The New York Times has an article discussing some of the complex mechanics being considered in scientists’ review of the record low ice coverage in the Arctic this summer:
Now the six-month dark season has returned to the North Pole. In the deepening chill, new ice is already spreading over vast stretches of the Arctic Ocean. Astonished by the summer’s changes, scientists are studying the forces that exposed one million square miles of open water — six Californias — beyond the average since satellites started measurements in 1979.[...]
Complicating the picture, the striking Arctic change was as much a result of ice moving as melting, many say. A new study, led by Son Nghiem at NASA’s Jet Propulsion Laboratory and appearing this week in Geophysical Research Letters, used satellites and buoys to show that winds since 2000 had pushed huge amounts of thick old ice out of the Arctic basin past Greenland.

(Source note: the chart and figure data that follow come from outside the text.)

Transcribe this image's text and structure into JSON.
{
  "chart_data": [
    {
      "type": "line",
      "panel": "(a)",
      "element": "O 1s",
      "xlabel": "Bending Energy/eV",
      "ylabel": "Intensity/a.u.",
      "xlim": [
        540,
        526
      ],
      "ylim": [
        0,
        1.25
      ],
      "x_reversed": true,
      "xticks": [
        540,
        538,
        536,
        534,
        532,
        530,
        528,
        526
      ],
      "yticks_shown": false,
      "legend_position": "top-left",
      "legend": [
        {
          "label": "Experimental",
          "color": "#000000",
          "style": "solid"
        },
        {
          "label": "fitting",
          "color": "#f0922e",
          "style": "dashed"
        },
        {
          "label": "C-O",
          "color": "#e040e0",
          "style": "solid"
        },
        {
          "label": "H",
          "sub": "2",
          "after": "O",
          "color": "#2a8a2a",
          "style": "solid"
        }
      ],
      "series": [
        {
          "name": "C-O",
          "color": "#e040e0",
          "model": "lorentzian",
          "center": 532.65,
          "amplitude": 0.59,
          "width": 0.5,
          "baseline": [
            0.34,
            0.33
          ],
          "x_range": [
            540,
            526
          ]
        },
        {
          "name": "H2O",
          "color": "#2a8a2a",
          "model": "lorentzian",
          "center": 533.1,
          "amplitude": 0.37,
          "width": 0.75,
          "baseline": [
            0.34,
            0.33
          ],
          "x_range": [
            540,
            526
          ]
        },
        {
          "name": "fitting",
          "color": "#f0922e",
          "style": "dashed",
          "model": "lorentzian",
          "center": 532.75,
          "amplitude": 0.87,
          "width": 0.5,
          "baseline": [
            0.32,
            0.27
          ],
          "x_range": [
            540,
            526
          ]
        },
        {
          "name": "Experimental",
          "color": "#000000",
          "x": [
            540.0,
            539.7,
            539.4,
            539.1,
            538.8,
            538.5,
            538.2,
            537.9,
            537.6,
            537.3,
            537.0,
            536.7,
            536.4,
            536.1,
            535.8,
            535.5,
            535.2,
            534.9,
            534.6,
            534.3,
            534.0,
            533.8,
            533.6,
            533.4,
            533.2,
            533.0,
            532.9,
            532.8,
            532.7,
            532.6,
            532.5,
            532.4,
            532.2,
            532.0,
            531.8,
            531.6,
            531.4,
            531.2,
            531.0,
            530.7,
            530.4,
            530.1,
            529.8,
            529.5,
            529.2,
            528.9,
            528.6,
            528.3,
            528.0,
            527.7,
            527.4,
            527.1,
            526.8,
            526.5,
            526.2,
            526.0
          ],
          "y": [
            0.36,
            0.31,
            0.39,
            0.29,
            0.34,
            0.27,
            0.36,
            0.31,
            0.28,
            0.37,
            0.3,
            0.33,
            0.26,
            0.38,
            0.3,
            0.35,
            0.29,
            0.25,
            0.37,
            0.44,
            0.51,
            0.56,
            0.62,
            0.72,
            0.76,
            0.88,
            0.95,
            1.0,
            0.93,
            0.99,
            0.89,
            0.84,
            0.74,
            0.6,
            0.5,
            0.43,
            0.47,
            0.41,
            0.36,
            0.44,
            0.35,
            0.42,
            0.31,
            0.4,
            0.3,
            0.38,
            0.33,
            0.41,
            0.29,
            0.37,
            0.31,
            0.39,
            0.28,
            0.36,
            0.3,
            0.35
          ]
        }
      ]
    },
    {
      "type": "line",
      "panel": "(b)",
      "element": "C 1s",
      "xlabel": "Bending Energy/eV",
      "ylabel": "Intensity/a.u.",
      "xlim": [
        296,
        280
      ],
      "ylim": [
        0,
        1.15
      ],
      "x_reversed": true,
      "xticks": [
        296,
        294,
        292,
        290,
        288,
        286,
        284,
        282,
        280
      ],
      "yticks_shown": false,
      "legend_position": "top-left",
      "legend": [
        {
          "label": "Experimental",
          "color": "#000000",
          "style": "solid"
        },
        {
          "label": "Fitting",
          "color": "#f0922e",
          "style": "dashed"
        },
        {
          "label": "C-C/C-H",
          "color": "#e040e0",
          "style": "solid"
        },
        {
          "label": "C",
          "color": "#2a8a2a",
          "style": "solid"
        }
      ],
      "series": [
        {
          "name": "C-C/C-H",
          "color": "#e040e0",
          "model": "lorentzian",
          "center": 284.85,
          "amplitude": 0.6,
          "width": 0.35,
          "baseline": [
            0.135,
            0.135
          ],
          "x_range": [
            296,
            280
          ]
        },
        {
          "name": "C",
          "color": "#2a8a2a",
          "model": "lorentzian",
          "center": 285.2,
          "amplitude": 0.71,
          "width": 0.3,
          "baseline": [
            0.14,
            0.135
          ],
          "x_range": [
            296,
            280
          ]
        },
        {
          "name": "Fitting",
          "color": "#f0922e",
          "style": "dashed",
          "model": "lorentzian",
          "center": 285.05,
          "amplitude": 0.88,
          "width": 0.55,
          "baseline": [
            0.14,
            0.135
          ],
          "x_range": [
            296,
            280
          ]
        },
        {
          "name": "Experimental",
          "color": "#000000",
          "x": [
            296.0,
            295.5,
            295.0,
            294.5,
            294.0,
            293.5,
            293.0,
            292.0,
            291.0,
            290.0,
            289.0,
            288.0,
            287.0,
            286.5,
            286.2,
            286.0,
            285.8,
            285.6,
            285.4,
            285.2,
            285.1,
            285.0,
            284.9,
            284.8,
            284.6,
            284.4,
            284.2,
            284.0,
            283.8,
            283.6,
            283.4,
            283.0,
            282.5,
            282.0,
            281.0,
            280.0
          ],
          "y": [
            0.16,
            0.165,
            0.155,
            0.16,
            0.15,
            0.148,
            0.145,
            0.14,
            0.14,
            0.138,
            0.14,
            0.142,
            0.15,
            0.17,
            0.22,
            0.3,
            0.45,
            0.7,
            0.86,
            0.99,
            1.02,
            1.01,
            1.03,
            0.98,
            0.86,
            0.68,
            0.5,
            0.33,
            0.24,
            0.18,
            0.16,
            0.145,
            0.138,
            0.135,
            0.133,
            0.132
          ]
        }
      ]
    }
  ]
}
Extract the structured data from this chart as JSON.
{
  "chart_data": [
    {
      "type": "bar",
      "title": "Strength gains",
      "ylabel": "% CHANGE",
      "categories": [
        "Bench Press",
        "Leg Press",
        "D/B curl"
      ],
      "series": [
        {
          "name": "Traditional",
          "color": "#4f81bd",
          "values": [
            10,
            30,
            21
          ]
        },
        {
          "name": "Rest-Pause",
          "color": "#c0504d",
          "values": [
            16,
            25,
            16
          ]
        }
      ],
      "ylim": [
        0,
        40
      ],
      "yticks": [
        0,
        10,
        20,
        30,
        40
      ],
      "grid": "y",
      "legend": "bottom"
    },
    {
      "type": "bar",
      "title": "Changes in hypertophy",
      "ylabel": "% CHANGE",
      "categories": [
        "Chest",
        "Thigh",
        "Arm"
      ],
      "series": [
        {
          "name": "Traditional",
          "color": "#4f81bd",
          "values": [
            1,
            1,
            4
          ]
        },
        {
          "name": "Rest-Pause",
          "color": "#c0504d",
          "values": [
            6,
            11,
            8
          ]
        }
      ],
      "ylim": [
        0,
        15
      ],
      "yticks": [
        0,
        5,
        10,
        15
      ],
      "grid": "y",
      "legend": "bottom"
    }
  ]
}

The thin floes that formed on the resulting open water melted quicker or could be shuffled together by winds and similarly expelled, the authors said.
The article goes on from there, including providing a taste in the complex interrelationships of how warmer temperatures affect ice melt, and how wind blowing “old ice” out of the Arctic gyre causes thinner, easier-to-melt new ice to form next winter, which aggravates the problem.
It’s somewhat ominous to think about…but also for those of us who like observing complex systems and models…it is fascinating as well.